Welstands- en reclamenota 2014

Het welstandsbeleid van Smallingerland is opgesteld vanuit de overtuiging dat de lokale overheid het belang van een aantrekkelijke bebouwde omgeving dient te behartigen. De gevels van gebouwen en andere bouwwerken vormen samen met de openbare ruimte de dagelijkse leefomgeving van de mensen in Smallingerland. Dat betekent dat de verschijningsvorm van een bouwwerk geen zaak is van de eigenaar alleen; elke voorbijganger wordt ermee geconfronteerd, of hij nu wil of niet. Het doel van het welstandstoezicht is om, in alle openheid, een bijdrage te leveren aan de belevingswaarde van de gemeente Smallingerland.
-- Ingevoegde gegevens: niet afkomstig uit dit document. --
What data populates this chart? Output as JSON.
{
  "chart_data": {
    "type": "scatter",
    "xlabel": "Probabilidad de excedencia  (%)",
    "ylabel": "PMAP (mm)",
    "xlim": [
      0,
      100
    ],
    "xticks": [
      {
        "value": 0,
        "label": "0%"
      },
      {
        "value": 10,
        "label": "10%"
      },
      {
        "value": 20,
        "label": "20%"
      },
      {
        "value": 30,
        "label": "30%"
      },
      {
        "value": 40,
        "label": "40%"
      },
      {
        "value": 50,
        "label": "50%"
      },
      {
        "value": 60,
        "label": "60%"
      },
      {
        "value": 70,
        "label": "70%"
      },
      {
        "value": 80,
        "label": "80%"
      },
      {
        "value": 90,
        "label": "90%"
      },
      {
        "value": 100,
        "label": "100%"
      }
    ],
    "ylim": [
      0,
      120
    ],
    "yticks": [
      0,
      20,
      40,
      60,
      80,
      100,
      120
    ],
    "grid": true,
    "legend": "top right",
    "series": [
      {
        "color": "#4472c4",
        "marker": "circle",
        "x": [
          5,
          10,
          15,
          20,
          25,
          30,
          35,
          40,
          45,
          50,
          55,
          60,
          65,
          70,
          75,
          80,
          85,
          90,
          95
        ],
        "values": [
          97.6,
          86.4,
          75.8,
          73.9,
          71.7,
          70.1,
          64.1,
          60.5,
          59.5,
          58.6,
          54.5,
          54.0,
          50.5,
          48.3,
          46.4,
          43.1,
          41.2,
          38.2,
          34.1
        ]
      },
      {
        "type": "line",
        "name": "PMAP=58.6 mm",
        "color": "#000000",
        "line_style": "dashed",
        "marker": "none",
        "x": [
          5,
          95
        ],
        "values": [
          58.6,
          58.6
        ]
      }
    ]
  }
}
Door het opstellen van welstandsbeleid wil de gemeente een helder, controleerbaar en klantgericht welstandstoezicht inrichten.

Een belangrijke pijler van de welstandsnota is het gebiedsgerichte welstandsbeleid. De gebiedsgerichte welstandscriteria worden gebruikt voor de kleine en middelgrote bouwplannen die zich voegen binnen de bestaande ruimtelijke structuur van Smallingerland. Deze criteria zijn gebaseerd op de identiteit van Smallingerland en het architectonische vakmanschap en de ruimtelijke kwaliteit zoals die in de bestaande situatie worden aangetroffen. Op grond van de ruimtelijke ontwikkeling van Smallingerland en op basis van veldwaarnemingen is een indeling gemaakt naar ruimtelijk en functioneel samenhangende gebiedsdelen. In Smallingerland zijn 31 typen welstandsgebieden onderscheiden. Het gebiedstype 'Dorpsuitbreiding' is van toepassing op het plangebied.

Dorpsuitbreiding

In dit deelgebied worden criteria gegeven voor de uitbreidingen in de dorpen. Vaak zijn in de dorpen op één of enkele locaties uitbreidingswijken gerealiseerd die volgens planmatige opzet tot stand zijn gekomen. De eerste woningbouw is veelal in een seriematige opzet uitgevoerd. In een meer recentere periode komen veelal vrijstaande of dubbele woningen voor. Het stratenpatroon in de recentere uitbreidingen is veel minder rechtlijnig dan dat van de eerdere wijken uit de jaren '60 en bestaat uit een hoofdontsluiting waarop de eventuele hofjes en doodlopende straten uitkomen.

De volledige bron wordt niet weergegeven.